Monitoring and Observability

from prometheus_client import Counter, Histogram, start_http_server
import time

class MonitoredServer:
    """Server with Prometheus monitoring."""

    def __init__(self):
        # Metrics
        self.request_count = Counter(
            "mcp_requests_total",
            "Total requests",
            ["method"]
        )
        self.request_duration = Histogram(
            "mcp_request_duration_seconds",
            "Request duration",
            ["method"]
        )
        self.errors = Counter(
            "mcp_errors_total",
            "Total errors",
            ["method", "error_type"]
        )

        # Start metrics server
        start_http_server(8001)

    def record_request(self, method: str, duration: float, error: Optional[str] = None):
        """Record request metrics."""
        self.request_count.labels(method=method).inc()
        self.request_duration.labels(method=method).observe(duration)

        if error:
            self.errors.labels(method=method, error_type=error).inc()

Health Checks

class HealthCheckServer:
    """Server with health check endpoints."""

    def __init__(self):
        self.dependencies = {}

    def check_health(self) -> Dict[str, bool]:
        """Check server and dependency health."""
        health = {
            "server": True,
            "dependencies": {}
        }

        # Check dependencies
        for dep_name, dep_check in self.dependencies.items():
            try:
                health["dependencies"][dep_name] = dep_check()
            except Exception:
                health["dependencies"][dep_name] = False
                health["server"] = False

        return health

    def add_dependency_check(self, name: str, check_func):
        """Register dependency health check."""
        self.dependencies[name] = check_func

Configuration Management

from pydantic import BaseSettings

class ProductionSettings(BaseSettings):
    """Production configuration."""
    app_name: str = "mcp-server"
    auth_token: str
    database_url: str
    log_level: str = "INFO"
    max_resource_size: int = 10485760
    request_timeout: int = 30
    rate_limit: int = 100
    environment: str = "production"

    class Config:
        env_file = ".env.production"
        env_file_encoding = "utf-8"

Best Practices Checklist

Security

Use environment variables for secrets
Implement authentication on all endpoints
Validate and sanitize all inputs
Use HTTPS in production
Implement rate limiting
Log security events

Reliability

Add health checks
Implement circuit breakers
Use timeouts on all operations
Add retry logic with exponential backoff
Monitor error rates
Use structured logging

Performance

Cache frequently accessed resources
Implement pagination for large datasets
Monitor response times
Profile resource usage
Optimize database queries
Use connection pooling

Operational Excellence

Centralize configuration
Use version control for all configs
Automate deployment
Monitor key metrics
Document runbooks
Plan for disaster recovery

Key Takeaway

Production deployment of MCP servers requires attention to authentication, authorization, monitoring, health checks, and proper containerization.
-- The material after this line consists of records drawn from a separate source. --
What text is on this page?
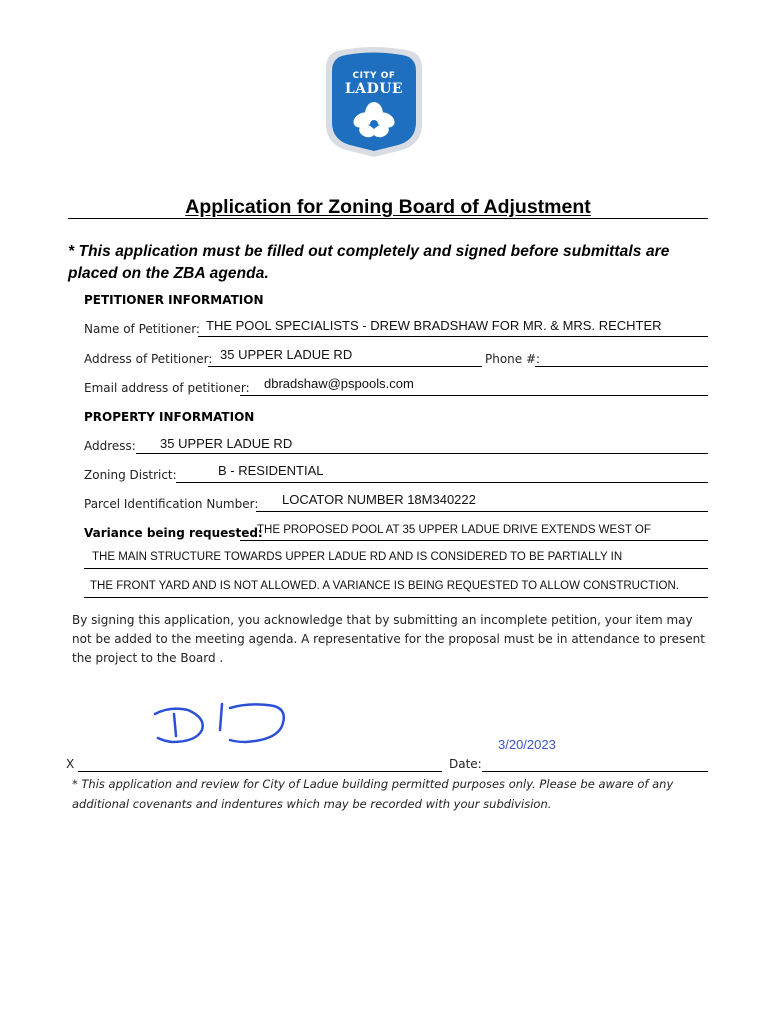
CITY OF
LADUE
Application for Zoning Board of Adjustment
* This application must be filled out completely and signed before submittals are placed on the ZBA agenda.
PETITIONER INFORMATION
Name of Petitioner: THE POOL SPECIALISTS - DREW BRADSHAW FOR MR. & MRS. RECHTER
Address of Petitioner: 35 UPPER LADUE RD	Phone #:
Email address of petitioner: dbradshaw@pspools.com
PROPERTY INFORMATION
Address: 35 UPPER LADUE RD
Zoning District:	B - RESIDENTIAL
Parcel Identification Number: LOCATOR NUMBER 18M340222
Variance being requested:
THE PROPOSED POOL AT 35 UPPER LADUE DRIVE EXTENDS WEST OF
THE MAIN STRUCTURE TOWARDS UPPER LADUE RD AND IS CONSIDERED TO BE PARTIALLY IN
THE FRONT YARD AND IS NOT ALLOWED. A VARIANCE IS BEING REQUESTED TO ALLOW CONSTRUCTION.
By signing this application, you acknowledge that by submitting an incomplete petition, your item may not be added to the meeting agenda. A representative for the proposal must be in attendance to present the project to the Board .
3/20/2023
X	Date:
* This application and review for City of Ladue building permitted purposes only. Please be aware of any additional covenants and indentures which may be recorded with your subdivision.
Following these patterns ensures reliable, secure, and observable servers in production environments.

Exercises

Secured Server: Build a server with token-based authentication and role-based access control.
Docker Deployment: Containerize an MCP server and create a docker-compose file for local testing.
Kubernetes Deployment: Deploy an MCP server to Kubernetes with proper resource limits and health checks.
Monitoring: Add Prometheus metrics to track request rates, latency, and error rates.
Configuration: Implement environment-based configuration management.
Incident Response: Design monitoring and alerting rules for common failure scenarios.